The CSF analysis population consisted of subjects in the 8 mg/kg AAB-003 cohort who provided sufficient CSF samples at baseline and 32 weeks to allow for the assaying of both samples, and who had no ARIA-E occurrence. There were insufficient numbers of subjects on AAB-003 in the 2 mg/kg and 4 mg/kg cohorts for group analysis. Placebo data from the 2 mg/kg and 4 mg/kg cohorts were included in the analysis. The change from baseline for each of the CSF biomarkers in the 8 mg/kg AAB-003 cohort was analyzed using one-sample paired t-test. To compare AAB-003 and placebo-treated subjects, an exploratory analysis using a mixed model with fixed effects for treatment, center, age, baseline MMSE category, baseline biomarker value and random subject effect was also performed.
Assay Methods
All assays were conducted using validated methodologies developed in compliance with Janssen AI Bioanalytical Development operating procedures and documented in method validation reports. Enzyme-linked immunosorbent assay methodologies were used to measure AAB-003 and anti-AAB-003 antibody concentrations in serum and t-tau and p-tau concentrations in CSF (Innotest, Fujirebio). CSF AAB-003 concentrations were determined using an electrochemiluminescence methodology. Plasma Aβx-40 samples, CSF Aβx-40 and Aβx-42 concentrations were determined by Meso Scale Discovery technology and plate reader.

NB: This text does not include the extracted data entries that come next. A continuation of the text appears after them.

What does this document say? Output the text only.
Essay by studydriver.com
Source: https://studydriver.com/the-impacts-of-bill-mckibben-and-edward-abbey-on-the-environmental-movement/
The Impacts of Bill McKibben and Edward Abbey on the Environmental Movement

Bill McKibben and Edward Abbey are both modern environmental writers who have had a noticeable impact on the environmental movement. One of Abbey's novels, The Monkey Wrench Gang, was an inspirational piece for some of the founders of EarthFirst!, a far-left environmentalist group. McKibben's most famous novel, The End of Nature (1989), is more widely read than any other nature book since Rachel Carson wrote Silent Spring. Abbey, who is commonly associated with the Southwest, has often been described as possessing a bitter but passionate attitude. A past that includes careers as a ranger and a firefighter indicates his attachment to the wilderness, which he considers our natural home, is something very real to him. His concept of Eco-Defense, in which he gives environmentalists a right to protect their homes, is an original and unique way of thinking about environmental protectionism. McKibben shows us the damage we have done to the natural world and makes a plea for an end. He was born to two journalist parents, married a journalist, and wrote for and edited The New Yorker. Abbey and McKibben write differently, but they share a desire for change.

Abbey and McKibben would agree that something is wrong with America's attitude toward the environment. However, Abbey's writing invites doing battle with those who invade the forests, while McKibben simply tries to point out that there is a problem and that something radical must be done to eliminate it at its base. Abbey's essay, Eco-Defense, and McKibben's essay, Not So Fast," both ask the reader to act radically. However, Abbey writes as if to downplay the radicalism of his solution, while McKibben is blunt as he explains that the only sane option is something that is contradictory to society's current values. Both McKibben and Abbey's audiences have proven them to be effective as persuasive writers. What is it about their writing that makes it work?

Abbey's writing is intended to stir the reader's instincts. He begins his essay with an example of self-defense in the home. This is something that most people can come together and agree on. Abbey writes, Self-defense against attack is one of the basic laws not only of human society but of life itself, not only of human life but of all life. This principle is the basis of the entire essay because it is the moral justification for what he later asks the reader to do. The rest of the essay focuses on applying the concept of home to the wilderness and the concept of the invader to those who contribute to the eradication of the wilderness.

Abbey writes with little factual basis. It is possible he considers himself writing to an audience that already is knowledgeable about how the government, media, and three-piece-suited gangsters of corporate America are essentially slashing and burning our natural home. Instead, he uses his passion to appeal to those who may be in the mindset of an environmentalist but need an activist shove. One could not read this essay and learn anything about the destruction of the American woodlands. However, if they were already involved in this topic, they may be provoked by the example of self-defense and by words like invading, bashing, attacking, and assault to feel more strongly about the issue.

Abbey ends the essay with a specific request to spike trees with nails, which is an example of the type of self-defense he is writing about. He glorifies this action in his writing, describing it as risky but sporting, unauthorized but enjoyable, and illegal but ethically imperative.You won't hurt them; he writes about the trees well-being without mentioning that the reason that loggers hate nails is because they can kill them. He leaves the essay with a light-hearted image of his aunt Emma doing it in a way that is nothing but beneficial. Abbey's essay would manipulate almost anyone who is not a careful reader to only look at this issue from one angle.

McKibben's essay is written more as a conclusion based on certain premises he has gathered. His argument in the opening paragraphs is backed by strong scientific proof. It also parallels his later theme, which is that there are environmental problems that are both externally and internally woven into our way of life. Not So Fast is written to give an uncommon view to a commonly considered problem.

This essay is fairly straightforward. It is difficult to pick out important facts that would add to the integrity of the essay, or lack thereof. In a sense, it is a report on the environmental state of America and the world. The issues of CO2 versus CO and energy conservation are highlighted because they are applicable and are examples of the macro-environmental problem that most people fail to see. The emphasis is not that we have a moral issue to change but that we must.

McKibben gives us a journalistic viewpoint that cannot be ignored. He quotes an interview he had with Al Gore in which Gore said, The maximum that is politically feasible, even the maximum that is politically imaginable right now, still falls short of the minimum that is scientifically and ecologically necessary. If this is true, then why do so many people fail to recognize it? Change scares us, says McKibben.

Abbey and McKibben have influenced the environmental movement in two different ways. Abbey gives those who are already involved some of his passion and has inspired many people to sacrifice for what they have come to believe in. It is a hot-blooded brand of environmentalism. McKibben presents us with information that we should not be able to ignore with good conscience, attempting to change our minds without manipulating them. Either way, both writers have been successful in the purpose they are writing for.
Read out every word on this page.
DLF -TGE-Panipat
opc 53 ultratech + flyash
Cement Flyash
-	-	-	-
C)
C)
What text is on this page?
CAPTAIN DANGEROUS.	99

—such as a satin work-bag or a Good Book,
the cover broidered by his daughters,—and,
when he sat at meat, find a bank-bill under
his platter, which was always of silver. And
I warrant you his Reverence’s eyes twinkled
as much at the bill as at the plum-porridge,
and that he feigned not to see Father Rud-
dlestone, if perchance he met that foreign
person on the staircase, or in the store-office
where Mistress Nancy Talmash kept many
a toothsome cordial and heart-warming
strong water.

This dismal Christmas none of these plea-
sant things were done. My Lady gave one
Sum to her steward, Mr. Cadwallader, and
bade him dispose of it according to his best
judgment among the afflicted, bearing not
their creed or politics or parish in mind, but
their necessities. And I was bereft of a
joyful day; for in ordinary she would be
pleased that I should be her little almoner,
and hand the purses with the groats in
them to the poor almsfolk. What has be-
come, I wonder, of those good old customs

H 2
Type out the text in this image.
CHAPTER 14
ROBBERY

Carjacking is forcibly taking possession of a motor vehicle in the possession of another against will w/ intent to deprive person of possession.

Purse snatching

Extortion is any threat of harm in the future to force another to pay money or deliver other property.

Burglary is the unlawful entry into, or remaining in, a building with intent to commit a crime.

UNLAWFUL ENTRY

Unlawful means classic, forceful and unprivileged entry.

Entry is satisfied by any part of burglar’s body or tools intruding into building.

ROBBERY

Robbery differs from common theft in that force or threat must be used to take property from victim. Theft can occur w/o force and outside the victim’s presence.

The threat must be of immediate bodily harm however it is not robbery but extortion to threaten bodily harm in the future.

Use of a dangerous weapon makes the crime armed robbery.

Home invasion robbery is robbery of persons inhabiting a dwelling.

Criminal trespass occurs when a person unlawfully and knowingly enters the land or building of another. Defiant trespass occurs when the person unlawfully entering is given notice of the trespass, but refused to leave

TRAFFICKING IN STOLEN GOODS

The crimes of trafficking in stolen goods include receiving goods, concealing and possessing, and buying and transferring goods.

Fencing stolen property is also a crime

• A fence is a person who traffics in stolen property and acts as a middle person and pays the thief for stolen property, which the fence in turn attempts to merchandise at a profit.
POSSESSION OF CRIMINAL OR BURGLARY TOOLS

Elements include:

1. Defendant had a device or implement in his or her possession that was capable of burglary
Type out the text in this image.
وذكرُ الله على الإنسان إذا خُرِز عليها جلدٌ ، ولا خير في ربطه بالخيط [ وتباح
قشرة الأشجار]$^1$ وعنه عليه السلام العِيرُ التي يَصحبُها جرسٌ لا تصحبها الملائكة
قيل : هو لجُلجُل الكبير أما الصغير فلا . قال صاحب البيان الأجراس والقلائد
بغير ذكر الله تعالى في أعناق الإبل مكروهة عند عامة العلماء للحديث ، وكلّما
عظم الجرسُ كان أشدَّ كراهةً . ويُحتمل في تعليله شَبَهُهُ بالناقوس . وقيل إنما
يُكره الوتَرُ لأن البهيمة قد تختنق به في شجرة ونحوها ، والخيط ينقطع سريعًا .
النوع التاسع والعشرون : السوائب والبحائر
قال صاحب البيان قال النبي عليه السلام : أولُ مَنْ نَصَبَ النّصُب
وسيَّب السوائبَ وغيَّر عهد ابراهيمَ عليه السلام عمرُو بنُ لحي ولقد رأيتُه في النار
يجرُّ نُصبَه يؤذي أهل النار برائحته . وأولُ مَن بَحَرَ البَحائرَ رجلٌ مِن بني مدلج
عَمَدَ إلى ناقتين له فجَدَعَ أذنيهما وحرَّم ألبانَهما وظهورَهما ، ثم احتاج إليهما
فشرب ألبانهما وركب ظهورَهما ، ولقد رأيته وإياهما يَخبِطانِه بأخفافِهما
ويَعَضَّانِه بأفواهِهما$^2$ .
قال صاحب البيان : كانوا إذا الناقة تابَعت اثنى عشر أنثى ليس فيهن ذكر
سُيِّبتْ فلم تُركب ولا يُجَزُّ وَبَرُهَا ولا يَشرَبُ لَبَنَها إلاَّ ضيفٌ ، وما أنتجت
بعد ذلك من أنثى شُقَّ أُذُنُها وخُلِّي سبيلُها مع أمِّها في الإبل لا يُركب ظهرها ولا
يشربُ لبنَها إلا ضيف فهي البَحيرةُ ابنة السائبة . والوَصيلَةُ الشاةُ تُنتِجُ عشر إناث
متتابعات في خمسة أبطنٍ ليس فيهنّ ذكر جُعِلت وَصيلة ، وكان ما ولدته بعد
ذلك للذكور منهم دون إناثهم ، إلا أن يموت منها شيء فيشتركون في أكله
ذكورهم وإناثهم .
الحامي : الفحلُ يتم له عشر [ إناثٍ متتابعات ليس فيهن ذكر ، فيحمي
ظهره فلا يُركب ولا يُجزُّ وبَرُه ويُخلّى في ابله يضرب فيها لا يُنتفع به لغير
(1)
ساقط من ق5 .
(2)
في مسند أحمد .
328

Efficacy Endpoints in the FIH and OLE studies
Exploratory efficacy of AAB-003 was evaluated using the Alzheimer's Disease Assessment Scale-Cognitive Subscale (ADAS-Cog), Disability Assessment for Dementia (DAD), Neuropsychiatric Inventory (NPI), Clinical Dementia Rating (CDR) and MMSE. These endpoints were summarized by treatment group based on a full analysis population set consisting of all randomized patients who received at least one infusion of study medication.